When did you decide to write about it? My coach, my publisher and I came up with the concept for a book and outlined it. The result: “Courage to Find the Fire Within: Invest in Yourself to Discover Your Passion.” (2013, Aloha Publishing). In 2014, I created a course on the principals of courage, “Getting Unstuck ... Because Your Life is Waiting.” Next I did a video course, no title yet, where I interview eight people. The first, Bill Donius, former CEO of Pulaski Bank, discusses how pursuing your passion changes everything. Each of the other seven tells a story of courage in the context of one of the seven principles outlined in my book.
What does DragonHeart mean? When you have a Dragon Heart, you are no longer afraid of anything.
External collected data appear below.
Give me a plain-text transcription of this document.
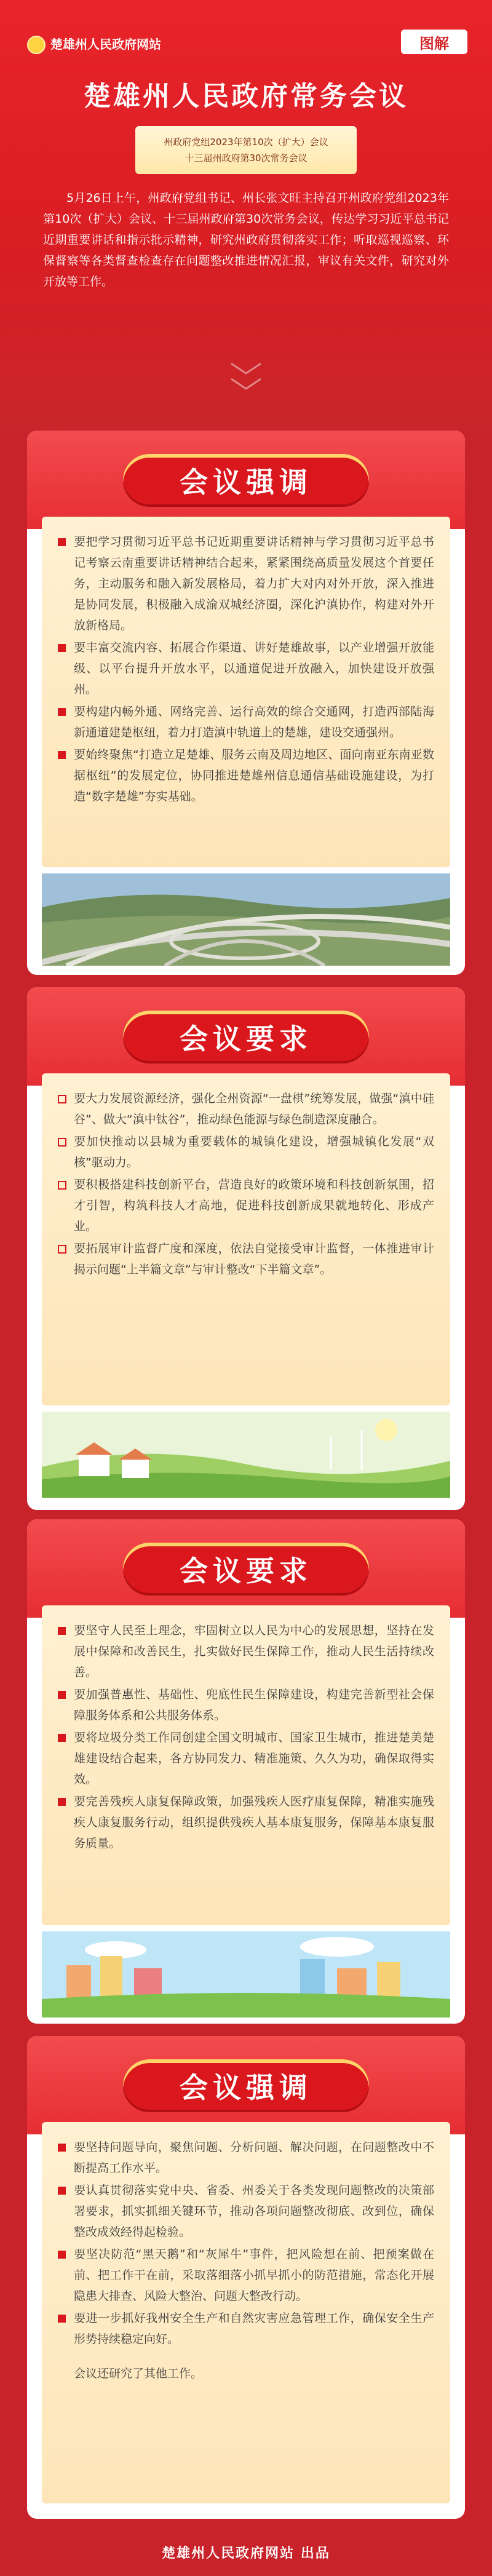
楚雄州人民政府网站	图解
楚雄州人民政府常务会议
州政府党组2023年第10次（扩大）会议
十三届州政府第30次常务会议
5月26日上午，州政府党组书记、州长张文旺主持召开州政府党组2023年第10次（扩大）会议、十三届州政府第30次常务会议，传达学习习近平总书记近期重要讲话和指示批示精神，研究州政府贯彻落实工作；听取巡视巡察、环保督察等各类督查检查存在问题整改推进情况汇报，审议有关文件，研究对外开放等工作。
会议强调
要把学习贯彻习近平总书记近期重要讲话精神与学习贯彻习近平总书记考察云南重要讲话精神结合起来，紧紧围绕高质量发展这个首要任务，主动服务和融入新发展格局，着力扩大对内对外开放，深入推进是协同发展，积极融入成渝双城经济圈，深化沪滇协作，构建对外开放新格局。
要丰富交流内容、拓展合作渠道、讲好楚雄故事，以产业增强开放能级、以平台提升开放水平，以通道促进开放融入，加快建设开放强州。
要构建内畅外通、网络完善、运行高效的综合交通网，打造西部陆海新通道建楚枢纽，着力打造滇中轨道上的楚雄，建设交通强州。
要始终聚焦“打造立足楚雄、服务云南及周边地区、面向南亚东南亚数据枢纽”的发展定位，协同推进楚雄州信息通信基础设施建设，为打造“数字楚雄”夯实基础。
会议要求
要大力发展资源经济，强化全州资源“一盘棋”统筹发展，做强“滇中硅谷”、做大“滇中钛谷”，推动绿色能源与绿色制造深度融合。
要加快推动以县城为重要载体的城镇化建设，增强城镇化发展“双核”驱动力。
要积极搭建科技创新平台，营造良好的政策环境和科技创新氛围，招才引智，构筑科技人才高地，促进科技创新成果就地转化、形成产业。
要拓展审计监督广度和深度，依法自觉接受审计监督，一体推进审计揭示问题“上半篇文章”与审计整改“下半篇文章”。
会议要求
要坚守人民至上理念，牢固树立以人民为中心的发展思想，坚持在发展中保障和改善民生，扎实做好民生保障工作，推动人民生活持续改善。
要加强普惠性、基础性、兜底性民生保障建设，构建完善新型社会保障服务体系和公共服务体系。
要将垃圾分类工作同创建全国文明城市、国家卫生城市，推进楚美楚雄建设结合起来，各方协同发力、精准施策、久久为功，确保取得实效。
要完善残疾人康复保障政策，加强残疾人医疗康复保障，精准实施残疾人康复服务行动，组织提供残疾人基本康复服务，保障基本康复服务质量。
会议强调
要坚持问题导向，聚焦问题、分析问题、解决问题，在问题整改中不断提高工作水平。
要认真贯彻落实党中央、省委、州委关于各类发现问题整改的决策部署要求，抓实抓细关键环节，推动各项问题整改彻底、改到位，确保整改成效经得起检验。
要坚决防范“黑天鹅”和“灰犀牛”事件，把风险想在前、把预案做在前、把工作干在前，采取落细落小抓早抓小的防范措施，常态化开展隐患大排查、风险大整治、问题大整改行动。
要进一步抓好我州安全生产和自然灾害应急管理工作，确保安全生产形势持续稳定向好。
会议还研究了其他工作。
楚雄州人民政府网站 出品
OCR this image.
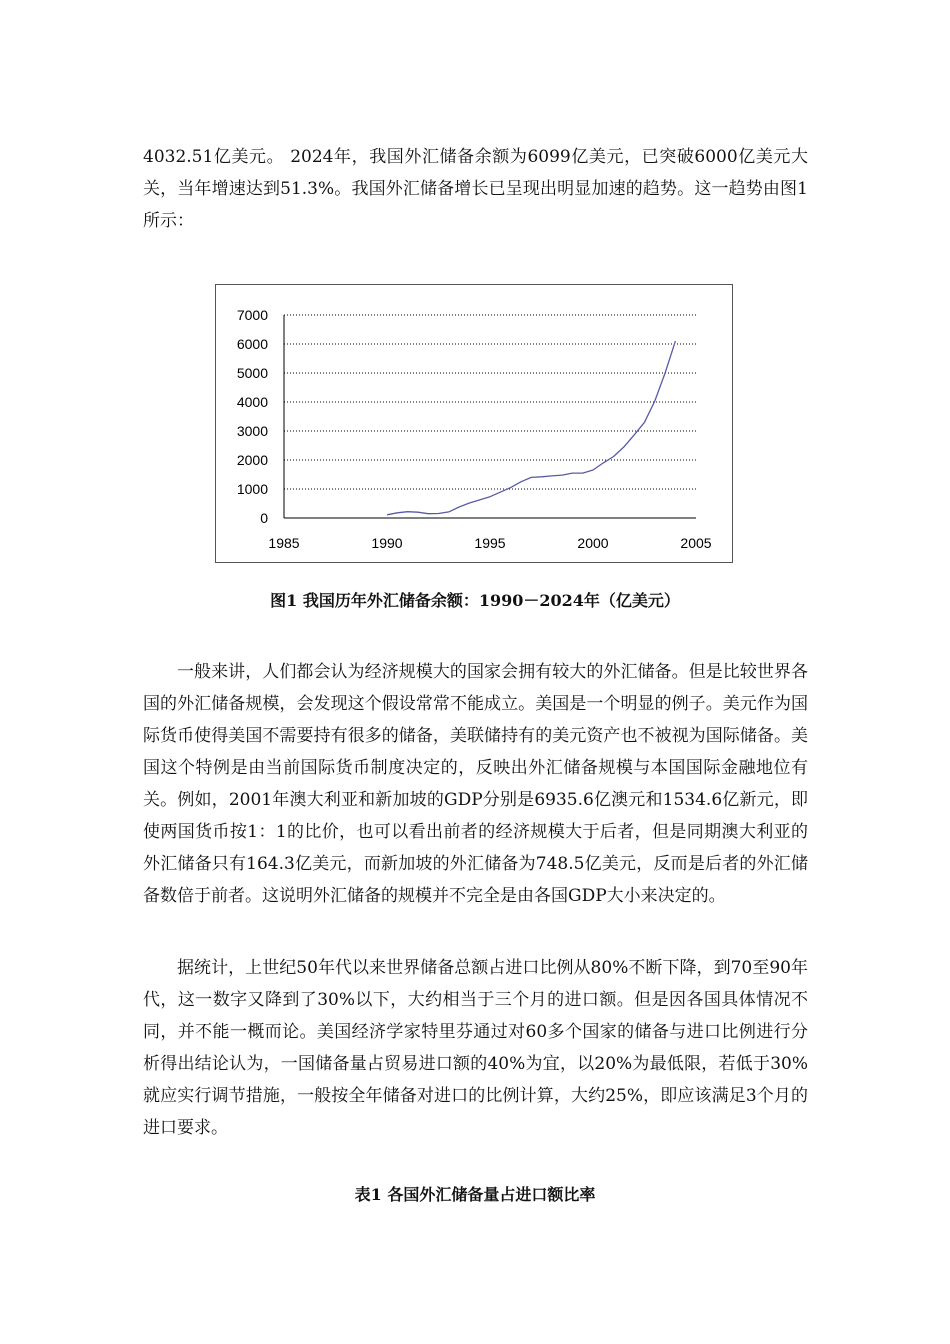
4032.51亿美元。 2024年，我国外汇储备余额为6099亿美元，已突破6000亿美元大关，当年增速达到51.3%。我国外汇储备增长已呈现出明显加速的趋势。这一趋势由图1所示：

0
1000
2000
3000
4000
5000
6000
7000
1985	1990	1995	2000	2005

图1 我国历年外汇储备余额：1990－2024年（亿美元）

一般来讲，人们都会认为经济规模大的国家会拥有较大的外汇储备。但是比较世界各国的外汇储备规模，会发现这个假设常常不能成立。美国是一个明显的例子。美元作为国际货币使得美国不需要持有很多的储备，美联储持有的美元资产也不被视为国际储备。美国这个特例是由当前国际货币制度决定的，反映出外汇储备规模与本国国际金融地位有关。例如，2001年澳大利亚和新加坡的GDP分别是6935.6亿澳元和1534.6亿新元，即使两国货币按1：1的比价，也可以看出前者的经济规模大于后者，但是同期澳大利亚的外汇储备只有164.3亿美元，而新加坡的外汇储备为748.5亿美元，反而是后者的外汇储备数倍于前者。这说明外汇储备的规模并不完全是由各国GDP大小来决定的。

据统计，上世纪50年代以来世界储备总额占进口比例从80%不断下降，到70至90年代，这一数字又降到了30%以下，大约相当于三个月的进口额。但是因各国具体情况不同，并不能一概而论。美国经济学家特里芬通过对60多个国家的储备与进口比例进行分析得出结论认为，一国储备量占贸易进口额的40%为宜，以20%为最低限，若低于30%就应实行调节措施，一般按全年储备对进口的比例计算，大约25%，即应该满足3个月的进口要求。

表1 各国外汇储备量占进口额比率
Talk about your brother. He was an athlete, singer and songwriter, married with four kids. At the first sign of his illness — he started to lose his voice — Chris went for a diagnosis. I was with him when the doctor basically said to go home and die. Chris realized there had been no progress in treating ALS since our grandfather, James Maritz Sr., died 33 years earlier of the disease.
How did Chris start Hope Happens? He approached our parents and our family to found ALS HOPE and money from the private foundation went to the ALS Therapy Development Foundation for two years until Chris started Hope Happens. My family was the No. 1 supporter through the years. They raised $1 million the first year.
What spurred the creation of Hope Center at Wash U? When Chris was diagnosed, neurological disease research had been minimal. There was little profit in it. Chris felt there was a link between all neurological disorders and wanted to speed up the research process to improve the lives of people with these diseases. He contacted Dr. William Peck at the Wash U School of Medicine.
How much has Hope Happens donated to the Hope Center? Nearly $4 million, raising last year $422,000.
Do you fund anything other than The Hope Center? No. We have signed a 10-year agreement that is renewed every 10 years with Washington University to give as much as possible from Hope Happens to Hope Center. Hope Happens promotes awareness, education and provides funding to buy equipment and start up funds for pilot projects that support Hope Center’s mission.
What’s Hope Center like today, nearly 11 years after its founding? It has grown from 17 to more than 110 labs and approximately 113 faculty members, representing more than 650 researchers, and 21 different departments. It takes more than $60 million to run annually. Recently, the 11,000-square-foot center added 8,000 square feet.
When not working, coaching, writing or speaking, what do you like to do? Hang out with Alie. I’d love to get back into tennis. I enjoy nature and to be outside and like cooking lobster, fish, wild game.
What’s still on your bucket list? I want to learn how to sail and some day write my family’s history.
7 Principles of Courage*
- Clarity of destination
- Origin of inspiration
- Unrealized Potential — Mind Set & Unrealized Potential: Forging your new mind set, forming new habits, routines and rituals
- Awareness of what is holding you back and stopping the vicious cycle of subconscious fear
*From “Courage to Find the Fire Within”
Margaret Crane is a St. Louis freelance writer.